Le noir total emplissait l’Arche. Les « nuits » habituelles étaient baignées d’une faible lumière bleue, dispensée par des plafonniers qui ne s’éteignaient jamais, même dans les chambres. On pouvait en réduire la luminosité jusqu’à la rendre presque imperceptible, mais pas la supprimer. M. Gé avait voulu éviter, par ce dispositif, la naissance de la peur de l’obscurité absolue, et de la claustrophobie qui en aurait résulté
Les lampes blanches s’étaient éteintes, toutes d’un seul coup, partout, et les plafonniers ne s’étaient pas allumés.
— C’est déjà la nuit ? demanda Jif, surprise.
Jim écarquillait les yeux pour essayer de comprendre. Il serra le dictionnaire sous son bras gauche et tendit lentement sa main droite devant lui, paume en avant. Pour toucher.
Toucher quoi ? Il ne savait pas. Quelque chose de dur ou de mou. Le noir.
Jif, en qui montait l’angoisse, l’appela.
— Jim tu es là ? Où es-tu ?…
Elle était sortie de la douche mais n’osait pas aller plus loin.
— Jim ! Viens près de moi ! Ne me quitte pas !… Quelle drôle de nuit ! C’est noir !…
— C’est plus que la nuit, dit Jim. C’est le malheur ! Il y a un malheur !…
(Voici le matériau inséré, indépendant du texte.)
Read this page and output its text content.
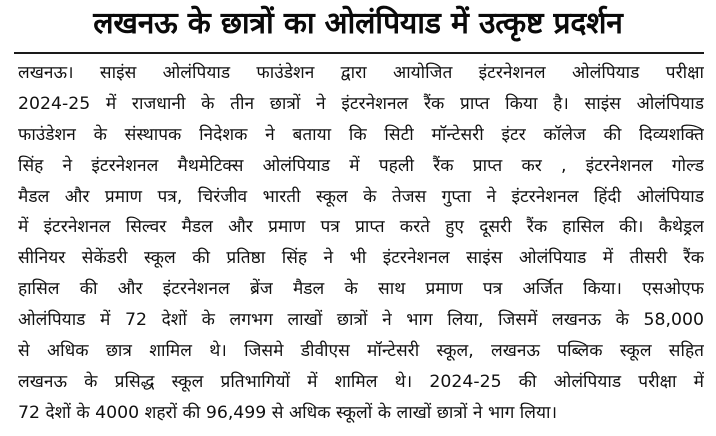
लखनऊ के छात्रों का ओलंपियाड में उत्कृष्ट प्रदर्शन
लखनऊ। साइंस ओलंपियाड फाउंडेशन द्वारा आयोजित इंटरनेशनल ओलंपियाड परीक्षा
2024-25 में राजधानी के तीन छात्रों ने इंटरनेशनल रैंक प्राप्त किया है। साइंस ओलंपियाड
फाउंडेशन के संस्थापक निदेशक ने बताया कि सिटी मॉन्टेसरी इंटर कॉलेज की दिव्यशक्ति
सिंह ने इंटरनेशनल मैथमेटिक्स ओलंपियाड में पहली रैंक प्राप्त कर , इंटरनेशनल गोल्ड
मैडल और प्रमाण पत्र, चिरंजीव भारती स्कूल के तेजस गुप्ता ने इंटरनेशनल हिंदी ओलंपियाड
में इंटरनेशनल सिल्वर मैडल और प्रमाण पत्र प्राप्त करते हुए दूसरी रैंक हासिल की। कैथेड्रल
सीनियर सेकेंडरी स्कूल की प्रतिष्ठा सिंह ने भी इंटरनेशनल साइंस ओलंपियाड में तीसरी रैंक
हासिल की और इंटरनेशनल ब्रेंज मैडल के साथ प्रमाण पत्र अर्जित किया। एसओएफ
ओलंपियाड में 72 देशों के लगभग लाखों छात्रों ने भाग लिया, जिसमें लखनऊ के 58,000
से अधिक छात्र शामिल थे। जिसमे डीवीएस मॉन्टेसरी स्कूल, लखनऊ पब्लिक स्कूल सहित
लखनऊ के प्रसिद्ध स्कूल प्रतिभागियों में शामिल थे। 2024-25 की ओलंपियाड परीक्षा में
72 देशों के 4000 शहरों की 96,499 से अधिक स्कूलों के लाखों छात्रों ने भाग लिया।
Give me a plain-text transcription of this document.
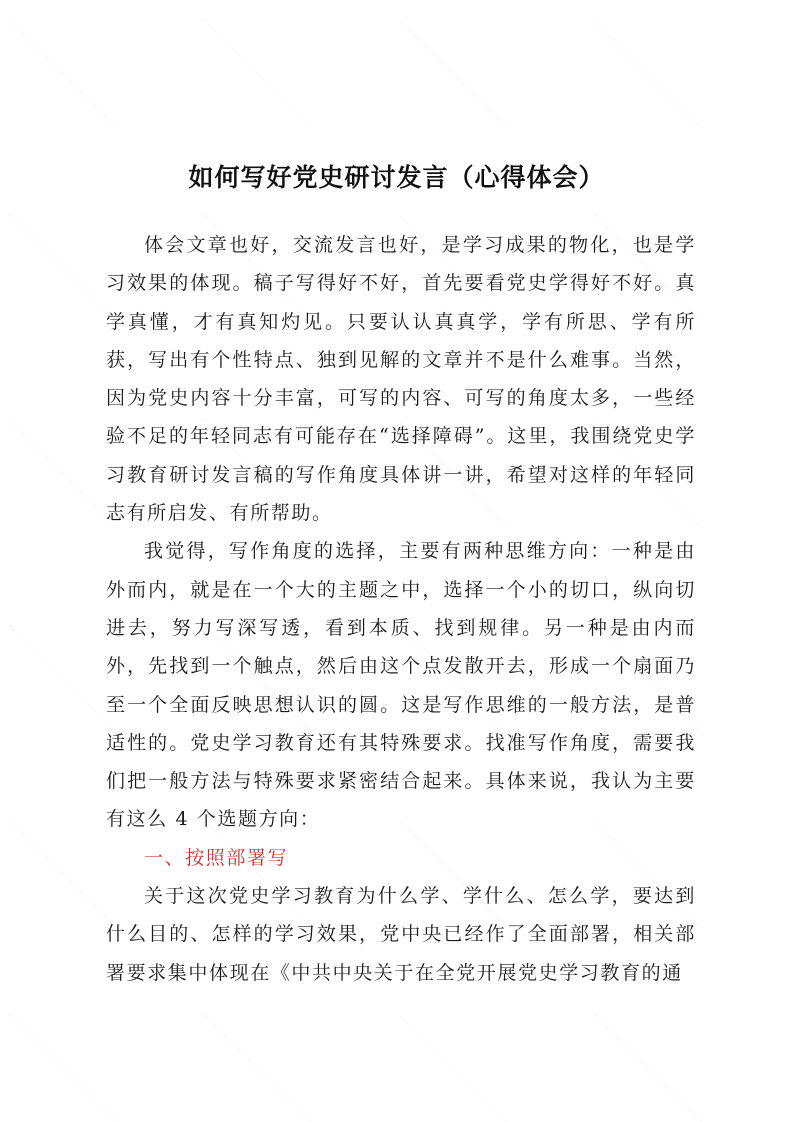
如何写好党史研讨发言（心得体会）

体会文章也好，交流发言也好，是学习成果的物化，也是学习效果的体现。稿子写得好不好，首先要看党史学得好不好。真学真懂，才有真知灼见。只要认认真真学，学有所思、学有所获，写出有个性特点、独到见解的文章并不是什么难事。当然，因为党史内容十分丰富，可写的内容、可写的角度太多，一些经验不足的年轻同志有可能存在“选择障碍”。这里，我围绕党史学习教育研讨发言稿的写作角度具体讲一讲，希望对这样的年轻同志有所启发、有所帮助。

我觉得，写作角度的选择，主要有两种思维方向：一种是由外而内，就是在一个大的主题之中，选择一个小的切口，纵向切进去，努力写深写透，看到本质、找到规律。另一种是由内而外，先找到一个触点，然后由这个点发散开去，形成一个扇面乃至一个全面反映思想认识的圆。这是写作思维的一般方法，是普适性的。党史学习教育还有其特殊要求。找准写作角度，需要我们把一般方法与特殊要求紧密结合起来。具体来说，我认为主要有这么 4 个选题方向：

一、按照部署写

关于这次党史学习教育为什么学、学什么、怎么学，要达到什么目的、怎样的学习效果，党中央已经作了全面部署，相关部署要求集中体现在《中共中央关于在全党开展党史学习教育的通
Sa voix monta jusqu’au cri :
— Monsieur Gé ! Il y a un malheur !… Monsieur Gééé !… Il y a un malheur !… C’est NOIR !…
M. Gé ne répondit pas. Le silence pesa sur le noir. La voix de Jif le perça, toute petite, terrifiée, chuchotée.
— Jim !… Ne me laisse pas !… Viens près de moi !… Ne me laisse pas !…
Il chuchota de même, pour que le noir n’entendît pas.
— Je viens… Ne bouge pas… Où es-tu ?
— Près de la douche…
— Je viens… Ne bouge pas… Je t’aime…
Boum…
— Aïe !…
— Qu’est-ce que c’est ?
— La barre fixe !…
Elle pouffa. Le rire chassa la peur. Il se mit à rire aussi. Il posa son livre à terre et, les deux mains tendues, alla vers Jif. Il la trouva. Elle était mouillée. Il posa ses mains sur elle, dans le noir. Les hanches, la taille. Dans le noir, un sein, une épaule. Il ne la voyait pas, il la touchait, noire. Il dit, étonné :
— Tu es nue !…
Elle le toucha. Les deux mains à plat sur la poitrine, la taille, les hanches, dans le noir, une main, le sexe… Elle dit, inquiète :
— Toi aussi !…
Ils vivaient, depuis seize ans, aussi souvent sans vêtements que peu vêtus. Hors de la lumière, pour la première fois, ils venaient de savoir qu’ils étaient nus.